Being able to act on feedback from customers is a great way to get to grips with their growing expectations and resolve any negativity before it becomes a larger problem. However, currently just 35% of Captains rate their businesses positively in this area.
To gain a competitive advantage over the competition, business leaders need to work alongside new technology, continuously listening to the voice of their customer in order to develop a more personalised business model that can evolve alongside their customers’ rising demands.
But whose responsibility is this?
A common barrier for businesses in providing a better Customer Experience is knowing whose responsibility it is. Captains overwhelmingly agree that the Chief Executive holds ultimate responsibility when it comes to Customer Experience (72%), a result particularly apparent in larger firms. However, from the CEO level down, accountability for Customer Experience is less well defined.
According to the poll, Captains feel that those who hold any responsibility across their business include:
- CEO (82%)
- Marketing Director (58%)
- Sales Director (49%)
- Customer Experience team (48%)
- Managing Director (45%)
- Chief Customer Officer (28%)
- Employees (11%)
Apart from the Marketing Director, responsibility across the business has been decreasing year-on-year. Notable mentions include the dedicated Customer Experience team, dropping from 64% to 48%, and the Managing Director, who has dropped from 65% to 45%.

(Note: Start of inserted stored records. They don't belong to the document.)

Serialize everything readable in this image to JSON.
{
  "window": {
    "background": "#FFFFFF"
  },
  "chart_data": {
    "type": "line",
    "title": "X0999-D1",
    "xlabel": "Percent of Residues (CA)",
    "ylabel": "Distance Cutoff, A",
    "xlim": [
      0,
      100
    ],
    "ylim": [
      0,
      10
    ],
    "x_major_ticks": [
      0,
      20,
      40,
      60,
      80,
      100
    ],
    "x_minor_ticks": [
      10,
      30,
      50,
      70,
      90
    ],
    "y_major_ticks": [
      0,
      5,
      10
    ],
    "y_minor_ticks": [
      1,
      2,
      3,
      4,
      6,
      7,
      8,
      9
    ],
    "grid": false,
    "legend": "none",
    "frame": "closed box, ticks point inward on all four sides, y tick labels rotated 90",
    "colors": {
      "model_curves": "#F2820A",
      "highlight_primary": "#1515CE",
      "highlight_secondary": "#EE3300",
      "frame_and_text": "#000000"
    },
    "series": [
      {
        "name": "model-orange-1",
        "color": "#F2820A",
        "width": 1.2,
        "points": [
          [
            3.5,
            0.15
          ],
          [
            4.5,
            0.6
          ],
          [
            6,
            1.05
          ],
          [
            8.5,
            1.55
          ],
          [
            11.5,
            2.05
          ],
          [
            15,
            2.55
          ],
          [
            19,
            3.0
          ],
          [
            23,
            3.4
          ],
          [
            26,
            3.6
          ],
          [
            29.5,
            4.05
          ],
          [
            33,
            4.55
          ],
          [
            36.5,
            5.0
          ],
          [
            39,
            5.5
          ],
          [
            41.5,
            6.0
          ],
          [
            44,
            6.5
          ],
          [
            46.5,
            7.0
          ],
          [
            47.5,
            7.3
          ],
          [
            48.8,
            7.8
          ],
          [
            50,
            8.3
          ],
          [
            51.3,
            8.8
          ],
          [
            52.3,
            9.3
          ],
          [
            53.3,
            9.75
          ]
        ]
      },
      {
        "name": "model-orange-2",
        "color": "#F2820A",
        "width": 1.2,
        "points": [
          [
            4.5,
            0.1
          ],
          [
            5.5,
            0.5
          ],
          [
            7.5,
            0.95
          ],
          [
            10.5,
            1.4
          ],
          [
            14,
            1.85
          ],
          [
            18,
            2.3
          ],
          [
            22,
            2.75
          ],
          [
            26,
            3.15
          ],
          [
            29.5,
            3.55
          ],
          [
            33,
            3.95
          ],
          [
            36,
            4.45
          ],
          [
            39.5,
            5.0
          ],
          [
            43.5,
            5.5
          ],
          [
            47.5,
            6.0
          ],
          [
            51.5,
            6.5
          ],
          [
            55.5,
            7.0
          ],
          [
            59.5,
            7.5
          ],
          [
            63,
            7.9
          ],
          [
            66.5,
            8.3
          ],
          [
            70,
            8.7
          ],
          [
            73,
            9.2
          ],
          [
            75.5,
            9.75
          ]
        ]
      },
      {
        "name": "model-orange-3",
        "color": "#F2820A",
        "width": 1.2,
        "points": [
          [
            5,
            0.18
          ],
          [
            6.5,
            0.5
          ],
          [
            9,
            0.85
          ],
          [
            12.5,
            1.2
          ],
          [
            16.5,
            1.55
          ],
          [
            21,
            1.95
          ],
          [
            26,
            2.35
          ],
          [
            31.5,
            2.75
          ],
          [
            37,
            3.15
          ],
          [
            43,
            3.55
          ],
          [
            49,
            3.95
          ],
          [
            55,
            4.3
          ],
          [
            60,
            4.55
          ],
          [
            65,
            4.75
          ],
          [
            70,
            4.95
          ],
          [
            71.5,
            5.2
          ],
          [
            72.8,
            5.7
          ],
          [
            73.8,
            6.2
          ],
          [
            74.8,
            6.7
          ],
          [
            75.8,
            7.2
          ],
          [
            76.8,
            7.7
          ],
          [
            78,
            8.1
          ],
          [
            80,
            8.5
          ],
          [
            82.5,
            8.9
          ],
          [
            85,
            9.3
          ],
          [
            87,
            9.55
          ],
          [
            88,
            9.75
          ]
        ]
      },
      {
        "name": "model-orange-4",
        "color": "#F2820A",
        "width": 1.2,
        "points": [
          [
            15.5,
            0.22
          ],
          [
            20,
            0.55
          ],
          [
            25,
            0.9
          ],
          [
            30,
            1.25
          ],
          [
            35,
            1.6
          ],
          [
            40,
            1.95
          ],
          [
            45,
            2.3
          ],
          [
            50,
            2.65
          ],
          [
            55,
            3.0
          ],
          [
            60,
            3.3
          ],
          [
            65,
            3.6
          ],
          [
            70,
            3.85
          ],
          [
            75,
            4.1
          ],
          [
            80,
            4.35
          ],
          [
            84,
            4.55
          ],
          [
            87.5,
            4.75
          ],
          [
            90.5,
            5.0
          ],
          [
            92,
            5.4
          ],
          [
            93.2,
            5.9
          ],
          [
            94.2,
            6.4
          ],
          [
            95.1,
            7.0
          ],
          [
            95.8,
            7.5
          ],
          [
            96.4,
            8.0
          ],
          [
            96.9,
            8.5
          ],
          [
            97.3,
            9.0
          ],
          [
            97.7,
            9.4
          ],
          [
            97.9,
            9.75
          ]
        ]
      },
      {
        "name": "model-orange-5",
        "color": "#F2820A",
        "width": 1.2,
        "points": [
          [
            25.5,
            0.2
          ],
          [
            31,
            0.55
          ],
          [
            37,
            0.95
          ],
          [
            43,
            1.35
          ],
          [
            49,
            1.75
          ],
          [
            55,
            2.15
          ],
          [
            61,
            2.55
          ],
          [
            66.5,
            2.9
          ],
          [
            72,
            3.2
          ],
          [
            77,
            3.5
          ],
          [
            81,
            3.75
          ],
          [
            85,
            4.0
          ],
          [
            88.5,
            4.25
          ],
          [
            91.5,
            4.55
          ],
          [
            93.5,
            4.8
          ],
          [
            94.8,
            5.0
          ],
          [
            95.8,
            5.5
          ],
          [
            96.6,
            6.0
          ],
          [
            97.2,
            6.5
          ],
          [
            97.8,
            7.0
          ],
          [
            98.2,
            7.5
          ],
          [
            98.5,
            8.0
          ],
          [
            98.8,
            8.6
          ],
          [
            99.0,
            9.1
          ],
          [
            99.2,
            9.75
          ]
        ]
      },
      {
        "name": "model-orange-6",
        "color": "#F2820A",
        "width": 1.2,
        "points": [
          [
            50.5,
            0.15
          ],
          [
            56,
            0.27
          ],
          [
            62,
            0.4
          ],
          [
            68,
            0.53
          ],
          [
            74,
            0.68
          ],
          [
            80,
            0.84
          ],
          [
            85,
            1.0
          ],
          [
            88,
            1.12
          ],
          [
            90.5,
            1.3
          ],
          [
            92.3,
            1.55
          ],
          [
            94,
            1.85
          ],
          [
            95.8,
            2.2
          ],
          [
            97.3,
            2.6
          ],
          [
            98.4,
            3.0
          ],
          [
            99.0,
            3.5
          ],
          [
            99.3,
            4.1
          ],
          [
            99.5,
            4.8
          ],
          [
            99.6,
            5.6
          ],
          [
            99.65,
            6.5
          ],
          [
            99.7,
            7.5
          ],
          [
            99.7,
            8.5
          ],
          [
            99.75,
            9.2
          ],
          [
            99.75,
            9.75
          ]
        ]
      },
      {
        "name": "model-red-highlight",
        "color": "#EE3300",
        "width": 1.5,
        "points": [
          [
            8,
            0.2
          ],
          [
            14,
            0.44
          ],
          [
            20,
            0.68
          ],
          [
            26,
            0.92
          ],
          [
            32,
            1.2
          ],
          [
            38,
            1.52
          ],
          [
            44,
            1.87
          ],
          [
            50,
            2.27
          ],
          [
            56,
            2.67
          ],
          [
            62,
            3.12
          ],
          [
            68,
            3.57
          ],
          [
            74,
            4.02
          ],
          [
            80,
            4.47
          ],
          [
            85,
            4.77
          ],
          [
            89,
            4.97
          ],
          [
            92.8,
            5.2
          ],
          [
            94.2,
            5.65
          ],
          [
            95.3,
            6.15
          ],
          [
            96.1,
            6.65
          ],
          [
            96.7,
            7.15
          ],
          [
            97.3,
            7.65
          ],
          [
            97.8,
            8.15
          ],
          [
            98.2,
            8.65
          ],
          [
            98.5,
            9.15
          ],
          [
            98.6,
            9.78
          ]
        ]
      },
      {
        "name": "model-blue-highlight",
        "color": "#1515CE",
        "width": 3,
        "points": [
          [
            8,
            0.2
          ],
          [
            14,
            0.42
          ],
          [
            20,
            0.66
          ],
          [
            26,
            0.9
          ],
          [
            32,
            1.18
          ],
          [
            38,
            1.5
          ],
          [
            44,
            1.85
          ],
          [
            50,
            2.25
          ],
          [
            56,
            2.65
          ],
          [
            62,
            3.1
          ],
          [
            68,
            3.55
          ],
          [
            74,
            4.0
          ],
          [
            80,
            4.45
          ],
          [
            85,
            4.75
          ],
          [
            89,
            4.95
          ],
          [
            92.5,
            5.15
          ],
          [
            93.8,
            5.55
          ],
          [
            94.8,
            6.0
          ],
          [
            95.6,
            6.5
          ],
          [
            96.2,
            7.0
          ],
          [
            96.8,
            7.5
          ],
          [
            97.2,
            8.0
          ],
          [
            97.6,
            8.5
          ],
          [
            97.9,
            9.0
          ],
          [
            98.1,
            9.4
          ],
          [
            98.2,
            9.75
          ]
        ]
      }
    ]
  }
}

These results suggest that there is no clear structure in organisations for employees to begin taking ownership over Customer Experience. Although it is clear that the CEO holds the ultimate responsibility, in order to deliver an experience that matches the needs and expectations of the customer, business leaders must overcome the structural constraints within their organisation.
Customer Experience is not a tool that can be turned off and on, it requires organisations to make important cultural changes. While business leaders can make it a priority, for a new initiative to succeed it needs broad support across the entire business. Every division needs to understand the company’s Customer Experience strategy and see their own role as an important part of the bigger picture. Everybody, from board to shop floor, has the responsibility to enhance Customer Experience in some form.
So, how do you achieve a culture of engaged employees? You have to earn it. Business leaders should set and communicate a clear customer-centric vision.They must get involved and stay involved.
One Captain commented that, in order to achieve improved Customer Experience, their business must introduce “…significant training and leadership development in the development of our people in customer management and an implementation in a company-wide CRM system.” People need to understand their role in improving Customer Experience and learn how it fits into the organisations larger picture. By inviting employees to engage with these types of initiatives, they will be more likely to feel empowered to make a difference.
In short, everyone needs to know that it’s everyone’s business.